I looked at her sternly in the hope it might calm her down.
“My boss was murdered, I found the body. There’s not much more to say.”
“Oh, come on, darling. I’m dying to know what happened. How was he killed? Who do you think done it?”
I do love my mother but sometimes her perky enthusiasm can get a bit much. We zoomed off again and I gripped onto the dashboard, praying we wouldn’t crash. It’s not that she’s a bad driver exactly, she’s just not very good when there’s someone there to distract her.
“Details, darling! Details!”
“Really, Mother, I could be traumatised for all you know and you’re going on like it’s my first day at school.”
“I’ve never known you to be traumatised, sweetie. It’s not your style. And all I’m saying is that you should feel extremely fortunate. Not everyone is lucky enough to discover a murder.”
“I think it’s time we put you in a home.”
“If it was me, I’d want to uncover exactly what happened.” Her car went slingshotting round a roundabout and I banged my head on the side window. “And who’s better placed to solve the crime than you, Izzy? You know everything that goes on in that office. I’ve always said you’ve got an inquisitive mind. It’s about time you put it to use.”
If I don’t make it as the head of the U.N., Mum has always dreamed of me becoming a private detective. She’s never come out with it directly, but she’s dropped some pretty big hints over the years. A birthday cake in the shape of a looking glass, a book on improving your memory for Christmas, that quiet word she once had with my high-school careers adviser to steer me in the right direction.
We’d left behind the indelible stamp of over-grown, post-war office buildings and made it to the leafy suburbs beyond the town centre. We lived in West Wickham, a slightly out-of-time commuter town for people who want all the facilities Croydon has to offer whilst still being able to say they live in Kent. Its high street was dotted with cobblers, faded ladies’ fashion shops and gentleman’s outfitters among the ubiquitous nail parlours and fried chicken takeaways. I never thought I’d still be living there at twenty-nine.
“By the way, Danny’s round,” my mother announced, once it was clear I wasn’t going to cough up any more information on Bob’s death.
Danny used to be my neighbour but adopted my family when we were kids and still comes to stay. He’s a doctor without borders – though someone really should have set him some. He’s far too handsome to look at directly and a terrible flirt. I wouldn’t mind so much if we hadn’t grown up like brother and sister. It’s exhausting; I have no idea whether his flirty comments are childhood banter or a full on invitation for kissy time (sorry, not good at sexy talk).
“Sweetheart?” My mother broke into my thoughts. “I said, Danny’s over for a visit.”

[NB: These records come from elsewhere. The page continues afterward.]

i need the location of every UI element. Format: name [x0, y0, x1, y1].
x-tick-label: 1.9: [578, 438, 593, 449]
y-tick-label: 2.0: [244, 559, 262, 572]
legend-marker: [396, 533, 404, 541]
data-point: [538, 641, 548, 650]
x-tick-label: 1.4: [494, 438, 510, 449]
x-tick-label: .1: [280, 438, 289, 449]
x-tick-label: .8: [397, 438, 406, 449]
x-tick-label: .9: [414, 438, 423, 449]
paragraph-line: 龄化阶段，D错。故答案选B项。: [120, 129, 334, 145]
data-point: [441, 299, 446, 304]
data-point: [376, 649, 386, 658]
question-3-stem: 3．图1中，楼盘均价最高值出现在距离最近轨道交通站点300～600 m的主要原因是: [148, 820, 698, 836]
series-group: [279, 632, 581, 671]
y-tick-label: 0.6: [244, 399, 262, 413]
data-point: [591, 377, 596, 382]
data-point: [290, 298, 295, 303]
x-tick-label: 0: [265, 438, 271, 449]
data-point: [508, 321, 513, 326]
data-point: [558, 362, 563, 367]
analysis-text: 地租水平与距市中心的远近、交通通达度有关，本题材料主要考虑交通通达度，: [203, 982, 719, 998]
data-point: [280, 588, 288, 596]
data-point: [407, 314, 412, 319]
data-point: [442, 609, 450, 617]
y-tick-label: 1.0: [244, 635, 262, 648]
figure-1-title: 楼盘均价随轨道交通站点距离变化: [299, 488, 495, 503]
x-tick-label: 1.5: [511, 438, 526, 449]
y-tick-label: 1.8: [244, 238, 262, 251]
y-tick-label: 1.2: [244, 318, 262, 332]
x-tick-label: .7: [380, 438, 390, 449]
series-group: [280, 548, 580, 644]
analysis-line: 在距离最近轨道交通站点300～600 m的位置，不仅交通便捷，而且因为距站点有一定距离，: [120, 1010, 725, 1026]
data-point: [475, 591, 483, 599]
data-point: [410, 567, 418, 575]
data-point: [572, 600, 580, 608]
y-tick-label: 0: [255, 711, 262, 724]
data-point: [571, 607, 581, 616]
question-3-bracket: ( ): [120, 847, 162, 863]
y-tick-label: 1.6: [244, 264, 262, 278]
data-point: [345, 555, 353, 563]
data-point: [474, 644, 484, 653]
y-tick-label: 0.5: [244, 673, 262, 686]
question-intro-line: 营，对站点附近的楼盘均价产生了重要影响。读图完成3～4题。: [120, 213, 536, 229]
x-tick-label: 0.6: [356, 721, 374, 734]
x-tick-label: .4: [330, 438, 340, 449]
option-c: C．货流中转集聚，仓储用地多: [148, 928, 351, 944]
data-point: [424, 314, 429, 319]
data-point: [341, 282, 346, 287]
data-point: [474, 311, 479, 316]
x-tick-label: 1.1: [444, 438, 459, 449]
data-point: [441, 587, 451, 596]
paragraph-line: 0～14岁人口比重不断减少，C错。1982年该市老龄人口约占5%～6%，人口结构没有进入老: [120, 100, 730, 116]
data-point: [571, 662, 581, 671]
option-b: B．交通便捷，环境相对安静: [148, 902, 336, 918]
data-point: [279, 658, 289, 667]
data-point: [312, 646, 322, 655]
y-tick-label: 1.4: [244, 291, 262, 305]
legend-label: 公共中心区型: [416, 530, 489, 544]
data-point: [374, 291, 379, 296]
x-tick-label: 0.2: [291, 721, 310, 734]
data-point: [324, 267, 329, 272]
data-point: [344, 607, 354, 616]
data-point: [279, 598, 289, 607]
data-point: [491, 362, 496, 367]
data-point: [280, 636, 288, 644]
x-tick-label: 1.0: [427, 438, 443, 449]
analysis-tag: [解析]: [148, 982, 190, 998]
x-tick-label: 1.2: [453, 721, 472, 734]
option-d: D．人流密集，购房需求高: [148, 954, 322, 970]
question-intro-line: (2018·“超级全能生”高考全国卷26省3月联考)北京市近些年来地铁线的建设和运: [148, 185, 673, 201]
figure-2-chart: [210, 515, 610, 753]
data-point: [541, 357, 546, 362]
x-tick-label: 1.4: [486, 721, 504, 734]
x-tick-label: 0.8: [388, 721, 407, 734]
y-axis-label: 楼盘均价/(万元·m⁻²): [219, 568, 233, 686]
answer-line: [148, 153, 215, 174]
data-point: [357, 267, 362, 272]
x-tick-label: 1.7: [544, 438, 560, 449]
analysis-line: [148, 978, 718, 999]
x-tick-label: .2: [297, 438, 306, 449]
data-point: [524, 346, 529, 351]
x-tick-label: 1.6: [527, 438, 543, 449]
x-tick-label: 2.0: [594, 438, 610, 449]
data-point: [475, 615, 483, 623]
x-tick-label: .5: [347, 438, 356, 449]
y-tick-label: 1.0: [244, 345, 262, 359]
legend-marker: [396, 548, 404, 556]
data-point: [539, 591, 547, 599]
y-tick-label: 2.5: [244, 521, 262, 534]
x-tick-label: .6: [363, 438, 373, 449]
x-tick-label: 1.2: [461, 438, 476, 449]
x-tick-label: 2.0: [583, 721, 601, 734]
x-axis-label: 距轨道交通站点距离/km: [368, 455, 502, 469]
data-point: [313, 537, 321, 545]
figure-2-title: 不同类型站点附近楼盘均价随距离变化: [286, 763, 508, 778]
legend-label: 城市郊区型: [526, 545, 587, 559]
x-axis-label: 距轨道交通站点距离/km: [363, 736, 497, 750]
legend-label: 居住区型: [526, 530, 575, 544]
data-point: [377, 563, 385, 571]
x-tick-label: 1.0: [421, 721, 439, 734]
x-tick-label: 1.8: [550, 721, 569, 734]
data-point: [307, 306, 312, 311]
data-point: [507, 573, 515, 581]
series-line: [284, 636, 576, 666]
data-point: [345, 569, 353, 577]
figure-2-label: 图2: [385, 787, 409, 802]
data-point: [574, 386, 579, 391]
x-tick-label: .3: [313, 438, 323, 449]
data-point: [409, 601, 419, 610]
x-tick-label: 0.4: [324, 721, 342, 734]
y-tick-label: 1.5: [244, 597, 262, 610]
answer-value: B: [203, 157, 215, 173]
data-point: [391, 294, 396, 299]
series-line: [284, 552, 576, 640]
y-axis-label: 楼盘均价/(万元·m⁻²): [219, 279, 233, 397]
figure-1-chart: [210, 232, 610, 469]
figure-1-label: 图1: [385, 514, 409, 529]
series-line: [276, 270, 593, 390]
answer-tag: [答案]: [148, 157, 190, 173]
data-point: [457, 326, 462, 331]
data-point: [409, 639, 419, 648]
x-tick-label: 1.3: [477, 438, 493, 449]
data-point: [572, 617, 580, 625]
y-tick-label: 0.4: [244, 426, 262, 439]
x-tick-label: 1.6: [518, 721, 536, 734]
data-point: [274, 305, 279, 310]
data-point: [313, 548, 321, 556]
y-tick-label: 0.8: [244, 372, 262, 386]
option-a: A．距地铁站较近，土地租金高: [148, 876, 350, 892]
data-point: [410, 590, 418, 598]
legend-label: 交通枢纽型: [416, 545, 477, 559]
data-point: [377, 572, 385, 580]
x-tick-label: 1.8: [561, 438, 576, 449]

“Niiiiiiiiiiice,” I replied nonchalantly. Playin’ it cool.
We pulled up at the house and mother hooted the horn so that my stepfather Greg glanced out at us through the front room window. A few seconds later, Danny bounded from the house. He was springy and cheerful like a lithe, seductive Saint Bernard.
“You look great, Izzy. Have you been in the sun?” You see what I’m up against?
I looked at the sky and tried to remember the last time I’d seen that big yellow floaty thing. “Must be my naturally swarthy features.” I’m about as Latin-looking as mashed potatoes.
He laughed handsomely, then held out his hand to help me from the car. Far too smooth for his own good, you could use Danny as a chamois leather.
“She’s been nowhere near the sun. She was locked up in a cell all morning. See if you can get the details from her,” Mother called over her shoulder before disappearing into the house.
“Sounds exciting,” Danny said, as my eyes lingered a little too long over the deepness of his vee.
Sorry about all this, I really can’t help myself. I promise this isn’t going to turn into some sordid, steamy affair in which he takes me up to my room to dole out a suitable punishment.
Izzy, snap out of it!
Yes, brain. Sorry, brain. Won’t do it again.
“I was nowhere near a cell.” I rolled my eyes. “I was merely helping the police with their enquiries.”
“Sounds less exciting.”
“What about you, Danny? Have you cured any diseases recently? Found a solution to world hunger?”